Laurence Ferrari, journaliste devenue Bolloréac (2007-2021)

Sherlock Com' - - Plateau télé - 75 commentaires

Elle aurait pu passer une bonne semaine. Promue à la tête d'une grande session d’information sur Europe 1 à la rentrée prochaine, Laurence Ferrari cumulera désormais plus de trois heures d’antenne quotidienne sur CNews et sur la station de radio que Bolloré est en train de récupérer. Une promotion qui confirme son statut de tête d'affiche des médias Bolloréac, son émission Punchline permettant à la chaîne d'info en continu d’être leader de 17 h à 19 h. Belle consécration. Seulement voilà, Libé a un peu gâché la fête en expliquant que l'ex-présentatrice du 20 h de TF1 officiait sur une chaîne "qui fait le lit de l'extrême droite". Si la question de la ligne éditoriale de CNews n'a plus aucun secret pour les abonné.e.s d'ASI, il y a bien un mystère Ferrari. En remontant dans les archives télés de ces quatorze dernières années, on a tenté de retracer l'itinéraire d'une journaliste qui a viré à droite.

S'intéresser à Laurence Ferrari, c'est forcément plonger, un peu, dans le grand cirque de CNews. Avec son lot de débats très variés (il suffit juste de lire les bandeaux).

Et ça marche  : 1ère chaîne info sur les "4 ans et +" !

S'intéresser à Laurence Ferrari, c'est aussi jeter un œil sur ses interviews du matin… Et le matin, Ferrari, elle a un petit sujet qui la chatouille. Elle commence souvent ses interviews par le même thème…

Le 26 mai par exemple : "Comment arrêter le cercle infernal des violences urbaines gratuites qui frappent tous les jours dans notre pays ?", demande d'entrée la journaliste à Frédéric Péchenard, vice-président de la région Île-de-France.

Deux jours plus tard, à Dupont-Aignan, elle embraye l'interview sur un fait divers : "Deux individus ont été interpellés hier, après la violente agression d’un maire à Ouges (...) C'est la violence gratuite, c'est la chronique d’une violence quotidienne dans notre pays aujourd'hui ?"

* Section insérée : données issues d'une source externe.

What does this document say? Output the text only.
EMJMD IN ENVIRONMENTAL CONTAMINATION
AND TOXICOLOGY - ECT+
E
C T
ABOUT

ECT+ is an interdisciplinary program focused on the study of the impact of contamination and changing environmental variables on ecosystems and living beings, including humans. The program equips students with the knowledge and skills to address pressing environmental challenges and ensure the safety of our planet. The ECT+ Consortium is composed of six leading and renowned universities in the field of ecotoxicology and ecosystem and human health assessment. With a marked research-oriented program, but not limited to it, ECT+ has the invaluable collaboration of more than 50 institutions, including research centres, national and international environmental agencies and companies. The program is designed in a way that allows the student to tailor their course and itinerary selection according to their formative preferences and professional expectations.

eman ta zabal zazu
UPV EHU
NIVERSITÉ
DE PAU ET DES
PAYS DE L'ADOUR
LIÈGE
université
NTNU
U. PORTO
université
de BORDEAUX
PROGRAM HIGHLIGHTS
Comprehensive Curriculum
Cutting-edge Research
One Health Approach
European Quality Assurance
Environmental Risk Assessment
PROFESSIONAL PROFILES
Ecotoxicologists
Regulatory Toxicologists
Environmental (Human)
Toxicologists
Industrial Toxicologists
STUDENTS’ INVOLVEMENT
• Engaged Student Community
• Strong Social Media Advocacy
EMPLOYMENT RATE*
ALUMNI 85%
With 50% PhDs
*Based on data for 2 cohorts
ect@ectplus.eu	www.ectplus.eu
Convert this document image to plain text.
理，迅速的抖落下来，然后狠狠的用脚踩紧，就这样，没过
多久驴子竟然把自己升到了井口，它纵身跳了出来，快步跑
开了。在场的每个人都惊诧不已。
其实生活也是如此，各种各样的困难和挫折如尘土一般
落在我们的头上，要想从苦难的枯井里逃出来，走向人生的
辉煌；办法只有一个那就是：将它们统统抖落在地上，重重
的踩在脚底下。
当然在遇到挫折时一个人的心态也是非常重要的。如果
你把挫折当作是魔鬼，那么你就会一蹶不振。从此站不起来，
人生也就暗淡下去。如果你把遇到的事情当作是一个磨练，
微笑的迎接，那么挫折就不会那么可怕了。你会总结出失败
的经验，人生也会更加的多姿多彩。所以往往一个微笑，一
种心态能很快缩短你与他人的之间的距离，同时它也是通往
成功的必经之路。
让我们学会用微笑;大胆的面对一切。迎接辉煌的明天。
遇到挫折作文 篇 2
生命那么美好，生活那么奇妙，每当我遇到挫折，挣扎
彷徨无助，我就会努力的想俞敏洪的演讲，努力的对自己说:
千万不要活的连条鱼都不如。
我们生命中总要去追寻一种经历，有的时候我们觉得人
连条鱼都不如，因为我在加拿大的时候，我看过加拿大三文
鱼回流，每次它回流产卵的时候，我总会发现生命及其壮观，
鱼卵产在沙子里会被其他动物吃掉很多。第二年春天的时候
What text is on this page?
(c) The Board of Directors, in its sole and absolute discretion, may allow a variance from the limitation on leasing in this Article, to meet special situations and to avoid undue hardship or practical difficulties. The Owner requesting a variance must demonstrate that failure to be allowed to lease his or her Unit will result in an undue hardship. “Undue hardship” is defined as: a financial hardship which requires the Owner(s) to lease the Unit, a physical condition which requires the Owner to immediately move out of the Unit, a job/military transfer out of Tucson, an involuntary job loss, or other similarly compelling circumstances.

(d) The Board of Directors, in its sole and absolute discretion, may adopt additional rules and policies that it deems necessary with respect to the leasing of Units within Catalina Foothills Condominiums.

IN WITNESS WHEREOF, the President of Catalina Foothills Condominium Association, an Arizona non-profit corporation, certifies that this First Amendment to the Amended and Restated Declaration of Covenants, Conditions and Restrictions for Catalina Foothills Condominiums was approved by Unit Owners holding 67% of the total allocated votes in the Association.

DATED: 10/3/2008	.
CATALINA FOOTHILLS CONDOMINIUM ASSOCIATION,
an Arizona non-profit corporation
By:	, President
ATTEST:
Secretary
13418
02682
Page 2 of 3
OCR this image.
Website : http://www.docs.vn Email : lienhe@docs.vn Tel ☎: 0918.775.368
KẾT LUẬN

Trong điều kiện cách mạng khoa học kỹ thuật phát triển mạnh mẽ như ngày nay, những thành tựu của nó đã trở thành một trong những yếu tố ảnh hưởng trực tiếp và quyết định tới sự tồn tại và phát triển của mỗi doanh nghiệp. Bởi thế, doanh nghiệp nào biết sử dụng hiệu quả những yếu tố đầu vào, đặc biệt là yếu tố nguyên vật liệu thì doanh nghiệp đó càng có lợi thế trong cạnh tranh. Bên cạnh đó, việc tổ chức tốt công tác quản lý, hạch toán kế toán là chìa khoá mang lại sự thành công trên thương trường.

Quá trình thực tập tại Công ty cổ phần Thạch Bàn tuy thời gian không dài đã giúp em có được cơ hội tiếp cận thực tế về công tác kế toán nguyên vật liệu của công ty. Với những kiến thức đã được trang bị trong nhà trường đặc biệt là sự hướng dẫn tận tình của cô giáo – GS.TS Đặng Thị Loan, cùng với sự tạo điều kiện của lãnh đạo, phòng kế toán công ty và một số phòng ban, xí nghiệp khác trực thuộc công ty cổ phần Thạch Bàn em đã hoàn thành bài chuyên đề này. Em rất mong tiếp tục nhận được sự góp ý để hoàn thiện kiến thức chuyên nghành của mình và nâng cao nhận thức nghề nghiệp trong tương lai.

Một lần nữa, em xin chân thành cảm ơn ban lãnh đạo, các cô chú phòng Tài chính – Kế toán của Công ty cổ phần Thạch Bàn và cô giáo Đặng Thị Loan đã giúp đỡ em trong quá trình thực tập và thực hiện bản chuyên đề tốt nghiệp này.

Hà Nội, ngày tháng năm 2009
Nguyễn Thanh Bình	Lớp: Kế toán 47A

Le 3 juin, face à Renaud Muselier, rebelote : "On va parler de cette série d'agressions violentes qui se sont déroulées au cours des derniers jours, des dernières semaines (...) Qu'est-ce que vous proposez, vous, pour endiguer cette montée de violence que l'on note sur l’ensemble du territoire français ?"

Mais attention, Ferrari tente tout de même de s’adapter à son interlocuteur. Le 4 juin,  le ministre des Transports, Jean-Baptiste Djebbari, a le droit à une question sur la violence… dans les transports : "L'insécurité est au cœur des préoccupations des Français. (...) Qu'est-ce qu’il faudrait améliorer pour que la sécurité des Français soit assurée, quel que soit le moyen de transport qu'ils prennent ?"

Face à Jean-Michel Blanquer, quatre jours plus tard, le ministre de l'Éducation nationale est interrogé sur… Oui, vous avez compris le principe : "Un mot de la violence dans notre société (...) Est-ce que cette violence impacte l’école et comment, au sein de l'école, vous essayez, avec les enseignants, de restaurer l'autorité républicaine ?"

À l'école, dans les transports, sur l'ensemble du territoire, la violence est partout. Et ça marche encore :

De la violence partout donc, mais surtout pas chez les policiers. Le 16 juin, quand le député LFI, Adrien Quatennens, évoque le sujet, Ferrari s'étrangle : "De la violence policière systémique ? Dire de «certains policiers» ça serait moins caricatural et moins essentialisé..."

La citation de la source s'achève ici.